Topic: Democrat Watch
Thinking citizens seem oddly silent regarding Barack Obama's inauguration as president, as well as government moves to take over large segments of the US economy. Am I the only one appalled at the willingness of so many Americans, led by the nose by the mainstream media, to surrender constitutional rights to government and look for rescue in a messianic figure?
The Press has been remarkably lacking in curiosity over Obama. Much worse, they have helped provide cover for him rather than uncover facts. We still do not know what he really thinks, what he has done in the past, or what he plans to do as president, beyond generalities and platitudes. Masses treat him as a savior, while he has no record of significant accomplishment.
What we do know suggests that he comes from the corrupt Chicago polical machine, he has worked for the controversial agency ACORN, he has had close associations with radicals, he has made statements suggesting socialism and wealth redistribution, he has lied and obfuscated in regard to his past, and he obtained a "sweetheart" home loan through a convicted felon (Rezko).

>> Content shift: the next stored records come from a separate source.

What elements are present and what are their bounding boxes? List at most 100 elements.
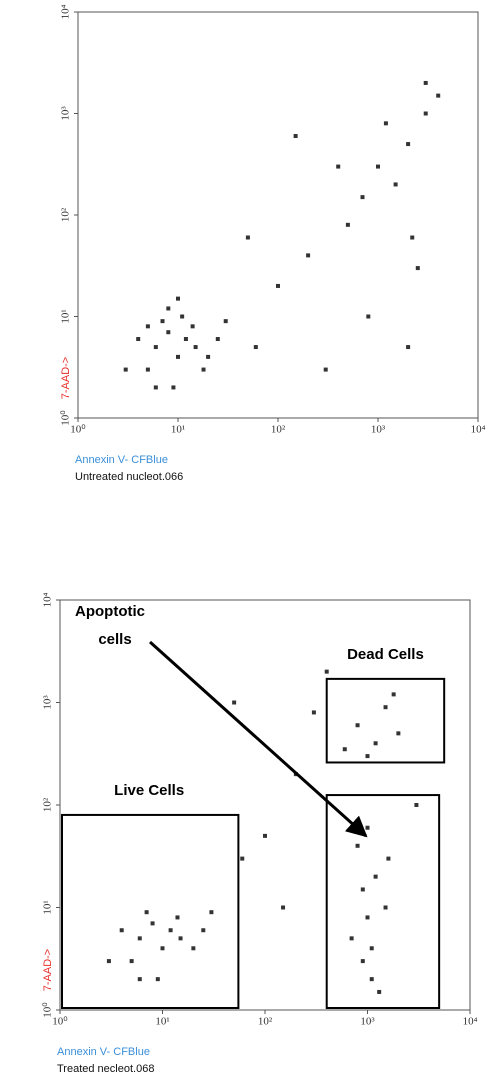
data-point — [160, 319, 165, 324]
data-point — [366, 314, 371, 319]
x-tick-label: 10³ — [360, 1016, 375, 1028]
data-point — [183, 337, 188, 342]
data-point — [129, 959, 134, 964]
x-axis-label: Annexin V- CFBlue — [57, 1046, 150, 1058]
data-point — [223, 319, 228, 324]
data-point — [406, 345, 411, 350]
y-tick-label: 10¹ — [60, 309, 72, 323]
y-tick-label: 10⁴ — [42, 592, 54, 607]
data-point — [406, 142, 411, 147]
data-point — [365, 754, 370, 759]
data-point — [360, 195, 365, 200]
data-point — [145, 367, 150, 372]
data-point — [155, 977, 160, 982]
x-tick-label: 10⁰ — [70, 424, 86, 436]
data-point — [245, 235, 250, 240]
data-point — [276, 283, 280, 288]
data-point — [166, 330, 171, 335]
y-tick-label: 10² — [60, 207, 72, 222]
x-tick-label: 10³ — [371, 424, 386, 436]
data-point — [171, 385, 176, 390]
data-point — [190, 324, 195, 329]
annotation: cells — [98, 631, 131, 648]
y-tick-label: 10³ — [60, 106, 72, 121]
data-point — [369, 946, 374, 951]
plot-frame — [77, 11, 479, 419]
x-tick-label: 10⁴ — [463, 1016, 478, 1028]
data-point — [168, 928, 173, 933]
x-tick-label: 10¹ — [155, 1016, 169, 1028]
data-point — [144, 910, 149, 915]
data-point — [396, 731, 401, 736]
annotation: Apoptotic — [75, 603, 145, 620]
data-point — [393, 182, 398, 187]
data-point — [369, 977, 374, 982]
data-point — [209, 910, 214, 915]
data-point — [201, 928, 206, 933]
data-point — [153, 385, 158, 390]
data-point — [360, 887, 365, 892]
data-point — [365, 825, 370, 830]
data-point — [150, 921, 155, 926]
gate-label: Dead Cells — [347, 646, 424, 663]
data-point — [383, 121, 388, 126]
x-axis-label: Annexin V- CFBlue — [75, 454, 168, 466]
y-axis-label: 7-AAD-> — [60, 357, 72, 400]
y-axis-label: 7-AAD-> — [42, 949, 54, 992]
y-tick-label: 10⁰ — [60, 410, 72, 426]
data-point — [383, 905, 388, 910]
data-point — [215, 337, 220, 342]
x-tick-label: 10⁴ — [471, 424, 486, 436]
gate — [61, 813, 240, 1010]
data-point — [176, 354, 180, 359]
data-point — [119, 928, 124, 933]
data-point — [240, 856, 245, 861]
data-point — [376, 164, 380, 169]
annotation-arrow — [148, 640, 368, 838]
y-tick-label: 10² — [42, 797, 54, 812]
data-point — [160, 946, 165, 951]
data-point — [414, 803, 419, 807]
data-point — [137, 977, 142, 982]
data-point — [175, 915, 180, 920]
data-point — [306, 253, 311, 258]
data-point — [355, 723, 360, 728]
y-tick-label: 10³ — [42, 695, 54, 710]
data-point — [153, 345, 158, 350]
data-point — [436, 93, 441, 98]
y-tick-label: 10¹ — [42, 900, 54, 914]
data-point — [137, 936, 142, 941]
data-point — [191, 946, 196, 951]
data-point — [166, 306, 171, 311]
data-point — [206, 354, 211, 359]
y-tick-label: 10⁰ — [42, 1002, 54, 1018]
data-point — [136, 337, 141, 342]
data-point — [345, 222, 350, 227]
data-point — [106, 959, 111, 964]
data-point — [253, 345, 258, 350]
gate — [325, 677, 446, 764]
data-point — [293, 772, 298, 777]
data-point — [391, 692, 396, 697]
gate-label: Live Cells — [114, 782, 184, 799]
data-point — [178, 936, 183, 941]
data-point — [193, 345, 198, 350]
data-point — [377, 989, 382, 994]
data-point — [373, 874, 378, 879]
data-point — [342, 747, 347, 752]
data-point — [232, 700, 237, 705]
data-point — [201, 367, 206, 372]
data-point — [336, 164, 341, 169]
data-point — [324, 669, 329, 674]
data-point — [373, 741, 378, 746]
x-tick-label: 10² — [258, 1016, 273, 1028]
data-point — [349, 936, 354, 941]
data-point — [423, 80, 428, 85]
data-point — [323, 367, 328, 372]
x-tick-label: 10² — [271, 424, 286, 436]
data-point — [281, 905, 286, 910]
caption: Treated necleot.068 — [57, 1063, 154, 1075]
data-point — [410, 235, 415, 240]
y-tick-label: 10⁴ — [60, 4, 72, 19]
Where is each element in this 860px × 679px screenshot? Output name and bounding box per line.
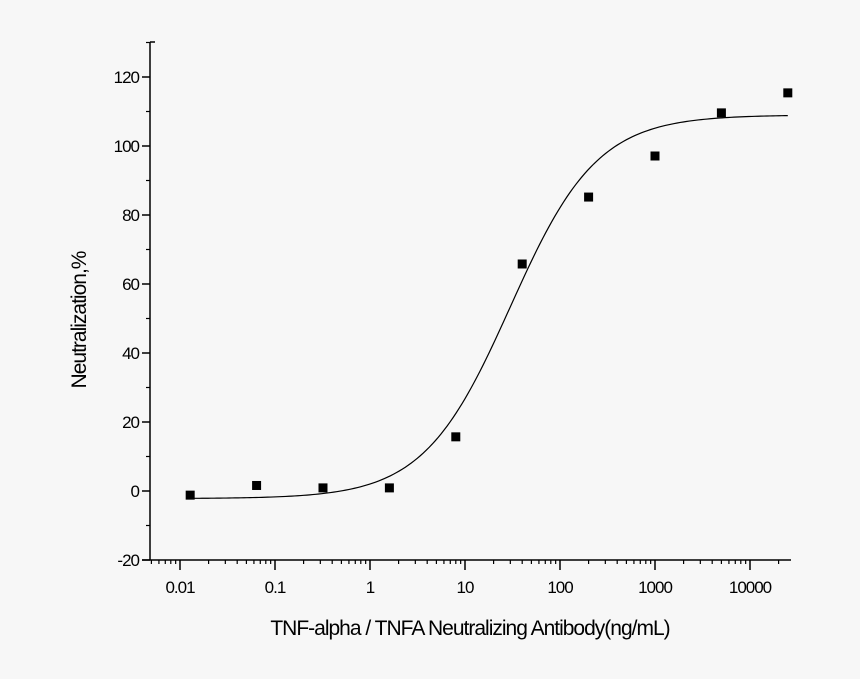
y-tick-label: 60 bbox=[122, 275, 139, 294]
data-point bbox=[650, 151, 660, 161]
data-point bbox=[584, 192, 594, 202]
data-point bbox=[451, 432, 461, 442]
y-tick-label: -20 bbox=[117, 551, 139, 570]
data-point bbox=[783, 88, 793, 98]
x-tick-label: 10000 bbox=[729, 578, 772, 597]
data-point bbox=[185, 490, 195, 500]
data-point bbox=[517, 259, 527, 269]
data-point bbox=[318, 483, 328, 493]
x-tick-label: 10 bbox=[457, 578, 474, 597]
fit-curve bbox=[190, 114, 788, 499]
x-tick-label: 100 bbox=[547, 578, 573, 597]
y-tick-label: 0 bbox=[131, 482, 140, 501]
y-tick-label: 100 bbox=[114, 137, 140, 156]
x-tick-label: 0.1 bbox=[265, 578, 286, 597]
y-tick-label: 120 bbox=[114, 68, 140, 87]
x-tick-label: 0.01 bbox=[165, 578, 195, 597]
y-tick-label: 20 bbox=[122, 413, 139, 432]
data-point bbox=[384, 483, 394, 493]
y-tick-label: 80 bbox=[122, 206, 139, 225]
data-markers bbox=[185, 88, 793, 500]
data-point bbox=[252, 480, 262, 490]
x-tick-label: 1000 bbox=[638, 578, 672, 597]
x-axis: 0.01 0.1 1 10 100 1000 10000 bbox=[142, 559, 791, 597]
y-tick-label: 40 bbox=[122, 344, 139, 363]
x-axis-title: TNF-alpha / TNFA Neutralizing Antibody(n… bbox=[270, 617, 669, 640]
data-point bbox=[716, 108, 726, 118]
x-tick-label: 1 bbox=[366, 578, 375, 597]
y-axis-title: Neutralization,% bbox=[68, 251, 91, 388]
y-axis: -20 0 20 40 60 80 100 120 bbox=[114, 41, 155, 570]
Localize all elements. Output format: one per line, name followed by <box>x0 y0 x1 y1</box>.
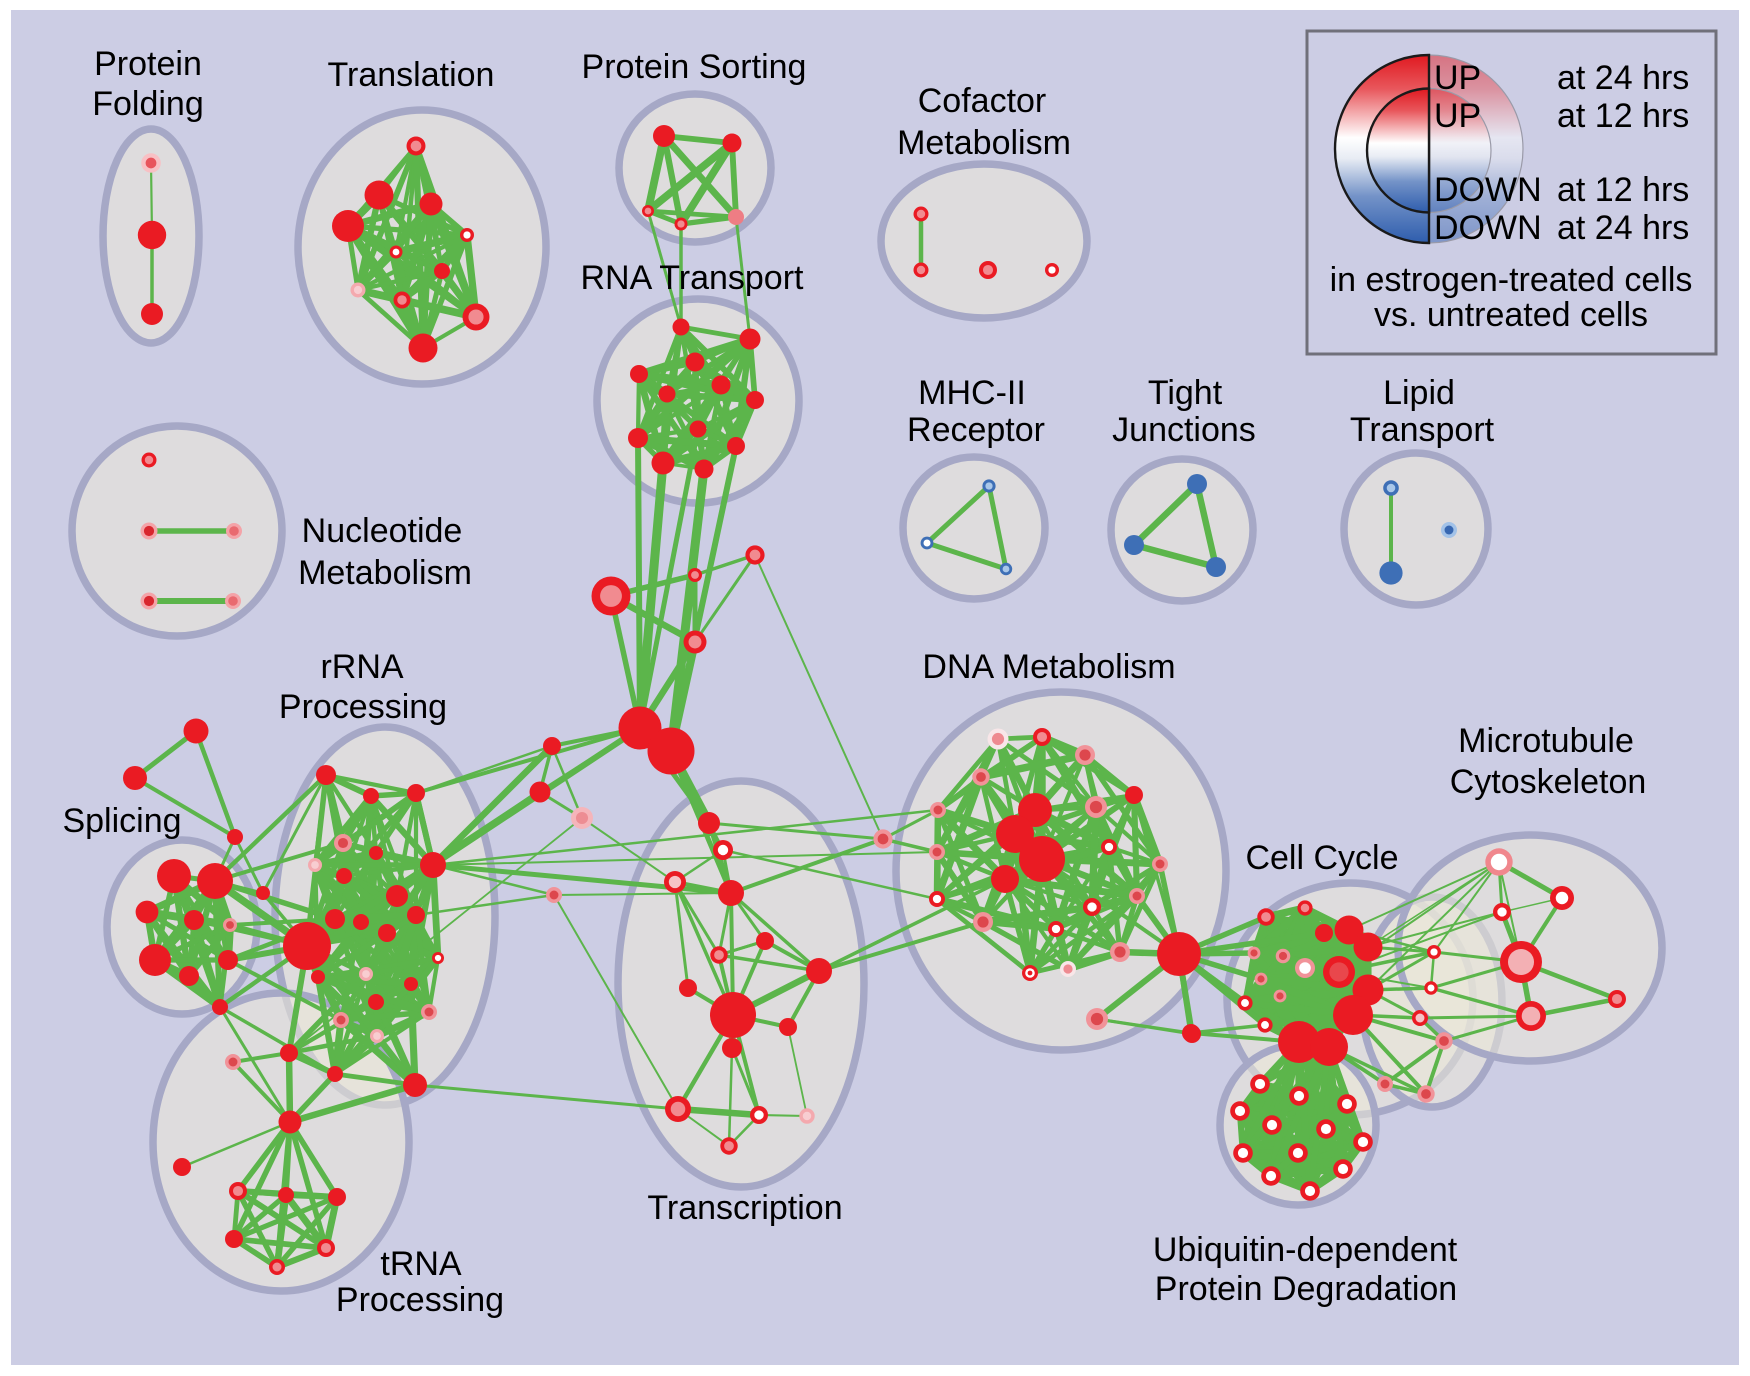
svg-text:Protein Sorting: Protein Sorting <box>582 48 807 86</box>
svg-text:Transport: Transport <box>1350 411 1495 449</box>
svg-text:Nucleotide: Nucleotide <box>302 512 463 550</box>
svg-text:Receptor: Receptor <box>907 411 1045 449</box>
svg-text:at 12 hrs: at 12 hrs <box>1557 97 1689 135</box>
svg-text:DOWN: DOWN <box>1434 171 1542 209</box>
svg-text:Lipid: Lipid <box>1383 374 1455 412</box>
svg-text:DOWN: DOWN <box>1434 209 1542 247</box>
svg-text:Ubiquitin-dependent: Ubiquitin-dependent <box>1153 1231 1458 1269</box>
svg-text:at 24 hrs: at 24 hrs <box>1557 209 1689 247</box>
svg-text:Protein: Protein <box>94 45 202 83</box>
svg-text:RNA Transport: RNA Transport <box>581 259 805 297</box>
svg-text:Metabolism: Metabolism <box>298 554 472 592</box>
svg-text:Junctions: Junctions <box>1112 411 1256 449</box>
svg-text:DNA Metabolism: DNA Metabolism <box>922 648 1175 686</box>
svg-text:MHC-II: MHC-II <box>918 374 1026 412</box>
svg-text:Microtubule: Microtubule <box>1458 722 1634 760</box>
svg-text:rRNA: rRNA <box>320 648 403 686</box>
svg-text:tRNA: tRNA <box>380 1245 462 1283</box>
svg-text:Metabolism: Metabolism <box>897 124 1071 162</box>
svg-text:at 24 hrs: at 24 hrs <box>1557 59 1689 97</box>
svg-text:Processing: Processing <box>336 1281 504 1319</box>
svg-text:at 12 hrs: at 12 hrs <box>1557 171 1689 209</box>
svg-text:vs. untreated cells: vs. untreated cells <box>1374 296 1648 334</box>
svg-text:UP: UP <box>1434 97 1481 135</box>
svg-text:in estrogen-treated cells: in estrogen-treated cells <box>1330 261 1693 299</box>
svg-text:Transcription: Transcription <box>647 1189 842 1227</box>
svg-text:UP: UP <box>1434 59 1481 97</box>
svg-text:Translation: Translation <box>328 56 495 94</box>
svg-text:Folding: Folding <box>92 85 204 123</box>
svg-text:Cytoskeleton: Cytoskeleton <box>1450 763 1647 801</box>
svg-text:Protein Degradation: Protein Degradation <box>1155 1270 1457 1308</box>
svg-text:Processing: Processing <box>279 688 447 726</box>
svg-text:Tight: Tight <box>1148 374 1223 412</box>
svg-text:Cell Cycle: Cell Cycle <box>1245 839 1398 877</box>
svg-text:Splicing: Splicing <box>62 802 181 840</box>
svg-text:Cofactor: Cofactor <box>918 82 1047 120</box>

In regard to Obama's inaugural speech, Rush Limbaugh predicted that it would be lauded no matter what he said. Afterward, Glenn Beck called it boring. Some of the best post-speech sense I have heard comes from an unexpected source. I have often clucked my tongue over statements made by Juan Williams on the Fox Sunday show; he is moderate at best, and seemed so often clueless. In his analysis, however, Williams (who is black) writes,
"If [Obama's] presidency is to represent the full power of the idea that black Americans are just like everyone else -- fully human and fully capable of intellect, courage and patriotism -- then Barack Obama has to be subject to the same rough and tumble of political criticism experienced by his predecessors. To treat the first black president as if he is a fragile flower is certain to hobble him . . . .
"Yet there is fear, especially among black people, that criticism of him or any of his failures might be twisted into evidence that people of color cannot effectively lead. That amounts to wasting time and energy reacting to hateful stereotypes. It also leads to treating all criticism of Mr. Obama, whether legitimate, wrong-headed or even mean-spirited, as racist.
"This is patronizing. Worse, it carries an implicit presumption of inferiority. Every American president must be held to the highest standard. No president of any color should be given a free pass for screw-ups, lies or failure to keep a promise.
. . . .
"The importance of a proud, adversarial press speaking truth about a powerful politician and offering impartial accounts of his actions was frequently and embarrassingly lost. When Mr. Obama's opponents, such as the Clintons, challenged his lack of experience, or pointed out that he was not in the U.S. Senate when he expressed early opposition to the war in Iraq, they were depicted as petty."